また、表1から実施例においては、実施例1よりも、実施例2、実施例3、および実施例4の方がより硫化水素濃度の発生が少ない。この結果と、上述した実験例の結果とから、酸化物層の硫黄/酸素元素比率を3以下とすることにより、より硫化水素濃度の発生を抑えることができることがわかった。すなわち、酸化物層の硫黄/酸素元素比率を3以下とすることが好ましいことがわかった。
2 … 絶縁リング
3 … 固体電解質層
4 … 正極層
5 … 負極層
6 … 正極集電体
7 … 負極集電体
8 … 酸化物層
9 … 電池ケース
10 … 樹脂パッキン
11 … 外装体
12 … 酸化物層含有発電素子
13 … 端子
14 … 絶縁部
15 … 冷却素子
16 … スイッチ
17 … 水分吸着剤
18 … 硫化水素センサ
19 … 演算部
20 … ECU部
21 … 排気装置
Claims (6)
- 硫化物系固体電解質材料を用いた全固体リチウム二次電池であって、少なくとも前記硫化物系固体電解質材料が含まれている電解質含有層と外気とが接触する部位に、実質的に水分を含まない前記硫化物系固体電解質材料が酸化されてなる酸化物層が形成された酸化物層含有発電素子を有することを特徴とする全固体リチウム二次電池。
- 前記電解質含有層が、固体電解質層、正極層、および負極層であることを特徴とする請求項1に記載の全固体リチウム二次電池。

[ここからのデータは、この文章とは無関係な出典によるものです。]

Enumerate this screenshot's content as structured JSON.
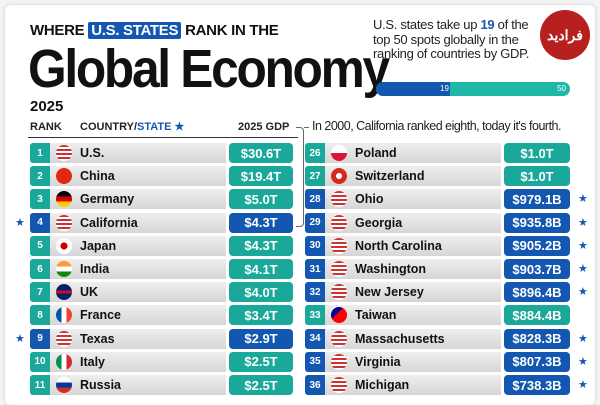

- 前記酸化物層の硫黄/酸素元素比率が、3以下であることを特徴とする請求項1または請求項2に記載の全固体リチウム二次電池。
- 硫化物系固体電解質材料が含まれている電解質含有層を有する発電素子を、水分を含む外気中に曝露して前記硫化物系固体電解質材料に吸水させることにより、酸化物を含む潮解部を少なくとも前記硫化物系固体電解質材料が含まれている電解質含有層と外気とが接触する部位に形成して潮解部含有発電素子を得る曝露工程と、前記潮解部を乾燥させて水分を除去し、実質的に水分を含まない前記硫化物系固体電解質材料が酸化されてなる酸化物層を形成して酸化物層含有発電素子を得る乾燥工程とを有することを特徴とする全固体リチウム二次電池の製造方法。
- 少なくとも硫化物系固体電解質材料が含まれている電解質含有層と外気とが接触する部位に実質的に水分を含まない前記硫化物系固体電解質材料が酸化されてなる酸化物層が形成された酸化物層含有発電素子を有する全固体リチウム二次電池の再生方法であって、電池使用後に、硫化水素を検出することにより、前記酸化物層含有発電素子における酸化物を含む潮解部の形成を検知した後、前記潮解部を乾燥させて水分を除去し、実質的に水分を含まない前記硫化物系固体電解質材料が酸化されてなる酸化物層を再生することを特徴とする全固体リチウム二次電池の再生方法。
- 少なくとも硫化物系固体電解質材料が含まれている電解質含有層と外気とが接触する部位に実質的に水分を含まない前記硫化物系固体電解質材料が酸化されてなる酸化物層が形成された酸化物層含有発電素子が、外装体内に密封された全固体リチウム二次電池再生装置であって、前記外装体内を乾燥させて水分を除去することのできる外装体内乾燥装置と、前記外装体内に配置された硫化水素センサとを有し、前記硫化水素センサが前記外装体内の硫化水素を検出することにより、前記外装体内乾燥装置が作動して前記外装体内を乾燥させて水分を除去し、実質的に水分を含まない前記硫化物系固体電解質材料が酸化されてなる酸化物層を再生することを特徴とする全固体リチウム二次電池再生装置。